Eden Park is buzzing as a sold-out crowd heads for the Black Ferns taking on England in the Women’s Rugby World Cup Final. Video / NZ Herald
The sun is shining and the drinks are flowing as fans gather in bars near Eden Park in Auckland ahead of tonight’s Women’s Rugby World Cup final.
The Black Ferns will face England from 7:30 p.m., following the bronze medal match between Canada and France at 4:30 p.m.
Two-time world champions England are favorites to lift the trophy, while reigning and five-time world champions New Zealand will have the home advantage in a sold-out Eden Park.
England will be hoping to extend their winning streak to 31 Tests and avenge their 41-32 loss to New Zealand in the 2017 World Cup final.
But the 50,000 capacity ground in suburban Auckland is also home to a long list of Kiwi sporting achievements, including two All Black Rugby World Cup victories in men’s competition.
At the Beer Spot near New North Rd, crowds were already beginning to gather more than three hours before kick-off.
“It’s pretty busy,” a staff member told the Herald.
“Bustier than usual…there are a few kicks in the team strip, but we’re expecting a bigger crowd of fans later.”
Those heading to the park can expect much improved weather from yesterday’s wind and rain, with light northwesterly winds and just the chance of a downpour forecast for Eden Park this evening.
After a hot day with highs of up to 25C in Auckland, the temperature is expected to be around 18C at kick-off, according to MetService.
For those following from the bar or the sofa, nzherald.co.nz will be live blogging the test.
The game is also being broadcast live on Spark Sport and free-to-air on Three.
Kiwi Talei Kidd and his British friend, Daniel Thompson, are among those in a packed Kingslander pub before kick-off.
Kidd is particularly keen to cheer on her friend and Black Fern Kennedy Simon, and celebrate women’s rugby.
“It’s been a long time coming.

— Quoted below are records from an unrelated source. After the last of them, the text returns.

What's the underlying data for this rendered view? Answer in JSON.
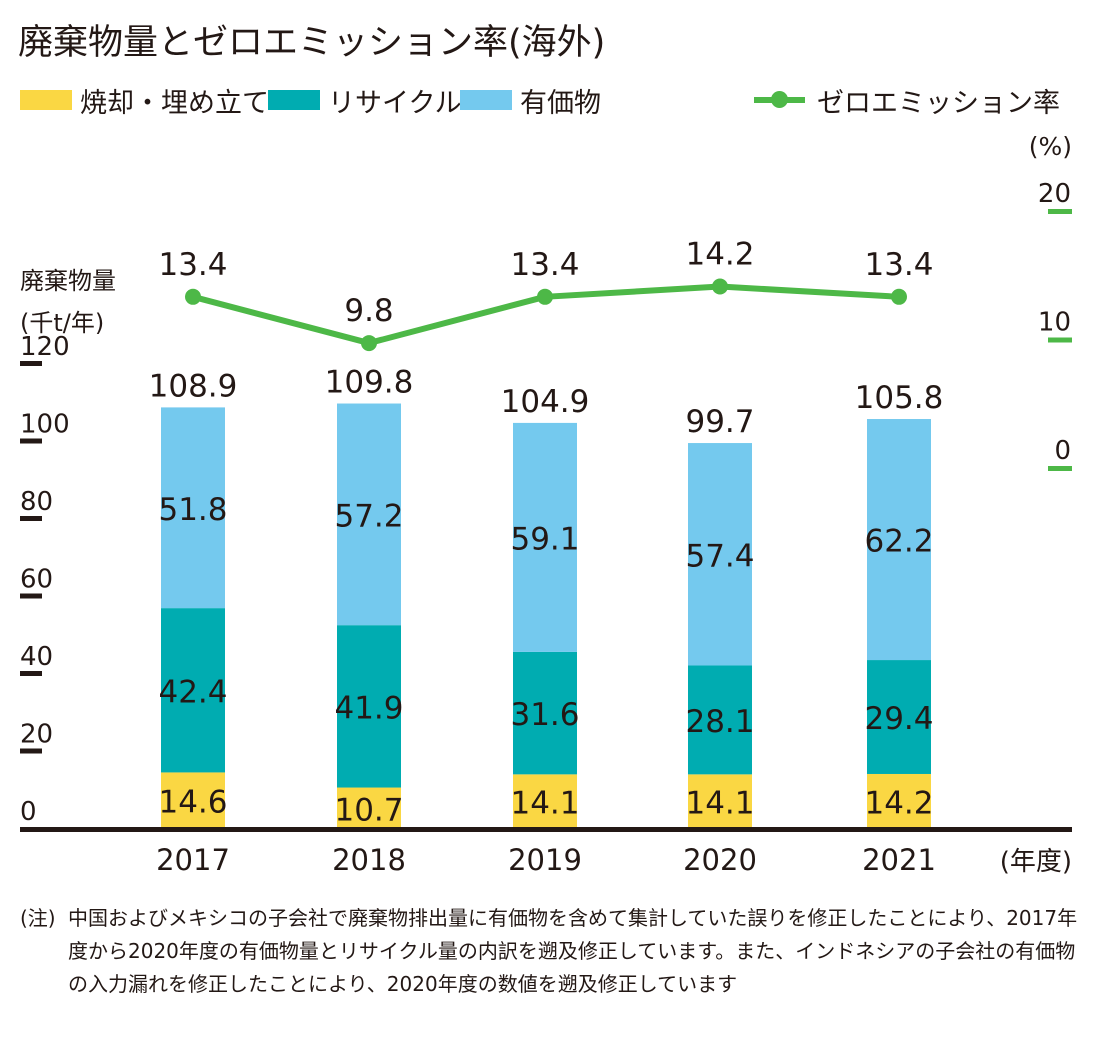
{
  "title": "廃棄物量とゼロエミッション率(海外)",
  "legend": {
    "incineration": "焼却・埋め立て",
    "recycle": "リサイクル",
    "valuables": "有価物",
    "zero_emission": "ゼロエミッション率"
  },
  "colors": {
    "incineration": "#fad743",
    "recycle": "#00acb1",
    "valuables": "#74c9ee",
    "line": "#4db847",
    "axis": "#231815"
  },
  "chart_data": {
    "type": "bar",
    "stacked": true,
    "categories": [
      "2017",
      "2018",
      "2019",
      "2020",
      "2021"
    ],
    "series": [
      {
        "name": "焼却・埋め立て",
        "values": [
          14.6,
          10.7,
          14.1,
          14.1,
          14.2
        ]
      },
      {
        "name": "リサイクル",
        "values": [
          42.4,
          41.9,
          31.6,
          28.1,
          29.4
        ]
      },
      {
        "name": "有価物",
        "values": [
          51.8,
          57.2,
          59.1,
          57.4,
          62.2
        ]
      }
    ],
    "totals": [
      "108.9",
      "109.8",
      "104.9",
      "99.7",
      "105.8"
    ],
    "line_series": {
      "name": "ゼロエミッション率",
      "values": [
        13.4,
        9.8,
        13.4,
        14.2,
        13.4
      ],
      "labels": [
        "13.4",
        "9.8",
        "13.4",
        "14.2",
        "13.4"
      ]
    },
    "ylabel_line1": "廃棄物量",
    "ylabel_line2": "(千t/年)",
    "y_ticks": [
      "0",
      "20",
      "40",
      "60",
      "80",
      "100",
      "120"
    ],
    "y_tick_values": [
      0,
      20,
      40,
      60,
      80,
      100,
      120
    ],
    "ylim": [
      0,
      120
    ],
    "y2_unit": "(%)",
    "y2_ticks": [
      "0",
      "10",
      "20"
    ],
    "y2_tick_values": [
      0,
      10,
      20
    ],
    "y2lim": [
      0,
      20
    ],
    "xlabel": "(年度)"
  },
  "footnote": {
    "label": "(注)",
    "text": "中国およびメキシコの子会社で廃棄物排出量に有価物を含めて集計していた誤りを修正したことにより、2017年度から2020年度の有価物量とリサイクル量の内訳を遡及修正しています。また、インドネシアの子会社の有価物の入力漏れを修正したことにより、2020年度の数値を遡及修正しています"
  }
}
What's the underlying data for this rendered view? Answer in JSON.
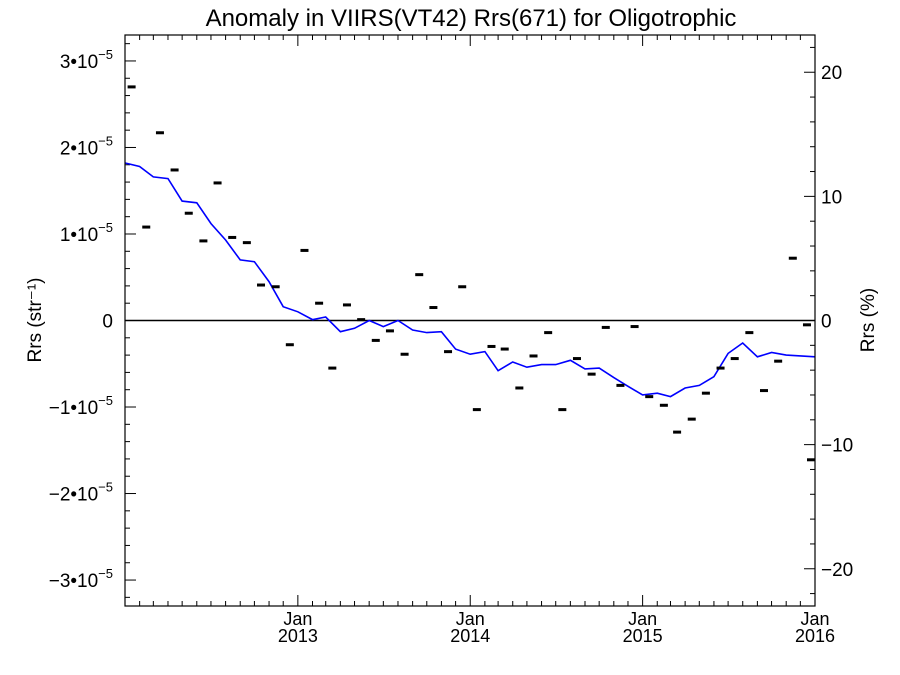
{
  "chart_data": {
    "type": "scatter",
    "title": "Anomaly in VIIRS(VT42) Rrs(671) for Oligotrophic",
    "ylabel_left": "Rrs (str⁻¹)",
    "ylabel_right": "Rrs (%)",
    "xlim": [
      "2012-01-01",
      "2016-01-01"
    ],
    "ylim_left": [
      -3.3e-05,
      3.3e-05
    ],
    "ylim_right": [
      -23,
      23
    ],
    "x_ticks": [
      {
        "date": "2013-01-01",
        "month": "Jan",
        "year": "2013"
      },
      {
        "date": "2014-01-01",
        "month": "Jan",
        "year": "2014"
      },
      {
        "date": "2015-01-01",
        "month": "Jan",
        "year": "2015"
      },
      {
        "date": "2016-01-01",
        "month": "Jan",
        "year": "2016"
      }
    ],
    "y_ticks_left": [
      {
        "value": 3e-05,
        "mantissa": "3",
        "exp": "−5"
      },
      {
        "value": 2e-05,
        "mantissa": "2",
        "exp": "−5"
      },
      {
        "value": 1e-05,
        "mantissa": "1",
        "exp": "−5"
      },
      {
        "value": 0,
        "mantissa": "0",
        "exp": ""
      },
      {
        "value": -1e-05,
        "mantissa": "−1",
        "exp": "−5"
      },
      {
        "value": -2e-05,
        "mantissa": "−2",
        "exp": "−5"
      },
      {
        "value": -3e-05,
        "mantissa": "−3",
        "exp": "−5"
      }
    ],
    "y_ticks_right": [
      {
        "value": 20,
        "label": "20"
      },
      {
        "value": 10,
        "label": "10"
      },
      {
        "value": 0,
        "label": "0"
      },
      {
        "value": -10,
        "label": "−10"
      },
      {
        "value": -20,
        "label": "−20"
      }
    ],
    "zero_line": 0,
    "colors": {
      "points": "#000000",
      "running_mean": "#0000ff",
      "axes": "#000000"
    },
    "series": [
      {
        "style": "points",
        "color": "#000000",
        "points": [
          {
            "x": "2012-01-15",
            "y": 2.7e-05
          },
          {
            "x": "2012-02-15",
            "y": 1.08e-05
          },
          {
            "x": "2012-03-15",
            "y": 2.17e-05
          },
          {
            "x": "2012-04-15",
            "y": 1.74e-05
          },
          {
            "x": "2012-05-15",
            "y": 1.24e-05
          },
          {
            "x": "2012-06-15",
            "y": 9.2e-06
          },
          {
            "x": "2012-07-15",
            "y": 1.59e-05
          },
          {
            "x": "2012-08-15",
            "y": 9.6e-06
          },
          {
            "x": "2012-09-15",
            "y": 9e-06
          },
          {
            "x": "2012-10-15",
            "y": 4.1e-06
          },
          {
            "x": "2012-11-15",
            "y": 3.9e-06
          },
          {
            "x": "2012-12-15",
            "y": -2.8e-06
          },
          {
            "x": "2013-01-15",
            "y": 8.1e-06
          },
          {
            "x": "2013-02-15",
            "y": 2e-06
          },
          {
            "x": "2013-03-15",
            "y": -5.5e-06
          },
          {
            "x": "2013-04-15",
            "y": 1.8e-06
          },
          {
            "x": "2013-05-15",
            "y": 1e-07
          },
          {
            "x": "2013-06-15",
            "y": -2.3e-06
          },
          {
            "x": "2013-07-15",
            "y": -1.2e-06
          },
          {
            "x": "2013-08-15",
            "y": -3.9e-06
          },
          {
            "x": "2013-09-15",
            "y": 5.3e-06
          },
          {
            "x": "2013-10-15",
            "y": 1.5e-06
          },
          {
            "x": "2013-11-15",
            "y": -3.6e-06
          },
          {
            "x": "2013-12-15",
            "y": 3.9e-06
          },
          {
            "x": "2014-01-15",
            "y": -1.03e-05
          },
          {
            "x": "2014-02-15",
            "y": -3e-06
          },
          {
            "x": "2014-03-15",
            "y": -3.3e-06
          },
          {
            "x": "2014-04-15",
            "y": -7.8e-06
          },
          {
            "x": "2014-05-15",
            "y": -4.1e-06
          },
          {
            "x": "2014-06-15",
            "y": -1.4e-06
          },
          {
            "x": "2014-07-15",
            "y": -1.03e-05
          },
          {
            "x": "2014-08-15",
            "y": -4.4e-06
          },
          {
            "x": "2014-09-15",
            "y": -6.2e-06
          },
          {
            "x": "2014-10-15",
            "y": -8e-07
          },
          {
            "x": "2014-11-15",
            "y": -7.5e-06
          },
          {
            "x": "2014-12-15",
            "y": -7e-07
          },
          {
            "x": "2015-01-15",
            "y": -8.8e-06
          },
          {
            "x": "2015-02-15",
            "y": -9.8e-06
          },
          {
            "x": "2015-03-15",
            "y": -1.29e-05
          },
          {
            "x": "2015-04-15",
            "y": -1.14e-05
          },
          {
            "x": "2015-05-15",
            "y": -8.4e-06
          },
          {
            "x": "2015-06-15",
            "y": -5.5e-06
          },
          {
            "x": "2015-07-15",
            "y": -4.4e-06
          },
          {
            "x": "2015-08-15",
            "y": -1.4e-06
          },
          {
            "x": "2015-09-15",
            "y": -8.1e-06
          },
          {
            "x": "2015-10-15",
            "y": -4.7e-06
          },
          {
            "x": "2015-11-15",
            "y": 7.2e-06
          },
          {
            "x": "2015-12-15",
            "y": -5e-07
          },
          {
            "x": "2016-01-01",
            "y": -1.61e-05
          }
        ]
      },
      {
        "style": "line",
        "color": "#0000ff",
        "points": [
          {
            "x": "2012-01-01",
            "y": 1.82e-05
          },
          {
            "x": "2012-02-01",
            "y": 1.78e-05
          },
          {
            "x": "2012-03-01",
            "y": 1.66e-05
          },
          {
            "x": "2012-04-01",
            "y": 1.64e-05
          },
          {
            "x": "2012-05-01",
            "y": 1.38e-05
          },
          {
            "x": "2012-06-01",
            "y": 1.36e-05
          },
          {
            "x": "2012-07-01",
            "y": 1.12e-05
          },
          {
            "x": "2012-08-01",
            "y": 9.3e-06
          },
          {
            "x": "2012-09-01",
            "y": 7e-06
          },
          {
            "x": "2012-10-01",
            "y": 6.8e-06
          },
          {
            "x": "2012-11-01",
            "y": 4.5e-06
          },
          {
            "x": "2012-12-01",
            "y": 1.6e-06
          },
          {
            "x": "2013-01-01",
            "y": 1e-06
          },
          {
            "x": "2013-02-01",
            "y": 1e-07
          },
          {
            "x": "2013-03-01",
            "y": 4e-07
          },
          {
            "x": "2013-04-01",
            "y": -1.3e-06
          },
          {
            "x": "2013-05-01",
            "y": -9e-07
          },
          {
            "x": "2013-06-01",
            "y": 0.0
          },
          {
            "x": "2013-07-01",
            "y": -7e-07
          },
          {
            "x": "2013-08-01",
            "y": 0.0
          },
          {
            "x": "2013-09-01",
            "y": -1.1e-06
          },
          {
            "x": "2013-10-01",
            "y": -1.4e-06
          },
          {
            "x": "2013-11-01",
            "y": -1.3e-06
          },
          {
            "x": "2013-12-01",
            "y": -3.3e-06
          },
          {
            "x": "2014-01-01",
            "y": -3.9e-06
          },
          {
            "x": "2014-02-01",
            "y": -3.6e-06
          },
          {
            "x": "2014-03-01",
            "y": -5.8e-06
          },
          {
            "x": "2014-04-01",
            "y": -4.8e-06
          },
          {
            "x": "2014-05-01",
            "y": -5.4e-06
          },
          {
            "x": "2014-06-01",
            "y": -5.1e-06
          },
          {
            "x": "2014-07-01",
            "y": -5.1e-06
          },
          {
            "x": "2014-08-01",
            "y": -4.6e-06
          },
          {
            "x": "2014-09-01",
            "y": -5.6e-06
          },
          {
            "x": "2014-10-01",
            "y": -5.5e-06
          },
          {
            "x": "2014-11-01",
            "y": -6.6e-06
          },
          {
            "x": "2014-12-01",
            "y": -7.6e-06
          },
          {
            "x": "2015-01-01",
            "y": -8.6e-06
          },
          {
            "x": "2015-02-01",
            "y": -8.4e-06
          },
          {
            "x": "2015-03-01",
            "y": -8.8e-06
          },
          {
            "x": "2015-04-01",
            "y": -7.8e-06
          },
          {
            "x": "2015-05-01",
            "y": -7.5e-06
          },
          {
            "x": "2015-06-01",
            "y": -6.5e-06
          },
          {
            "x": "2015-07-01",
            "y": -3.8e-06
          },
          {
            "x": "2015-08-01",
            "y": -2.6e-06
          },
          {
            "x": "2015-09-01",
            "y": -4.2e-06
          },
          {
            "x": "2015-10-01",
            "y": -3.7e-06
          },
          {
            "x": "2015-11-01",
            "y": -4e-06
          },
          {
            "x": "2016-01-01",
            "y": -4.2e-06
          }
        ]
      }
    ]
  }
}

I think we’ve been swept under the rug so it’s good to have the spotlight on women’s rugby.
William Koopu goes to the game to check on his niece, co-captain Ruahei Demant.
He is convinced of a victory.
“They’re going to put everything out there, and we’ll be proud of them no matter what,” Koopu said.
The team was receiving “well-deserved” attention, but he was disappointed that other sports had “interfered” with the tournament by scheduling matches that clashed with it.
“The girls deserved their own platform.”
New Zealand-based Briton Antony Childs travels to Eden Park to watch their first women’s rugby match.
“I started watching women’s football a few years ago, but this is my first women’s rugby game.”
Despite being a rookie in women’s football, he was confident England’s 31-game winning streak would go unchallenged.
“I think New Zealand, they’re going to put on a decent show, but it’s going to be England.”
Bella Monday, 8, plays Rippa Rugby for Mt Roskill based Suburbs clubs but tonight is a great night to see her heroines the Black Ferns and most importantly her favorite player Ruby Tui.
“I love her hair,” Bella said of the fan-favorite’s pop of red in her hair.
Joining Bella are her parents Sarah and Mark, and her 7-year-old sister Georgia.
The whole family was able to go because the matches are “reasonably priced”, said Sarah Monday.
“And we want to show girls that women’s rugby is something to celebrate.”
Ryan Kimi-Cross was on his way to the game with his daughter Harper, 7, and other fathers and daughters.
They were looking forward to the excitement and the atmosphere.
“And even, being fathers and daughters, [showing our children] that rugby is not just a male sport, that women can do it too.
Juanita Tawhai-Kereopa came from Perth to support the team which is paving the way for young female rugby players, like two of her six children.
“My daughters…one day they will wear this jersey.[The Black Ferns] give all our girls a future, something to look forward to.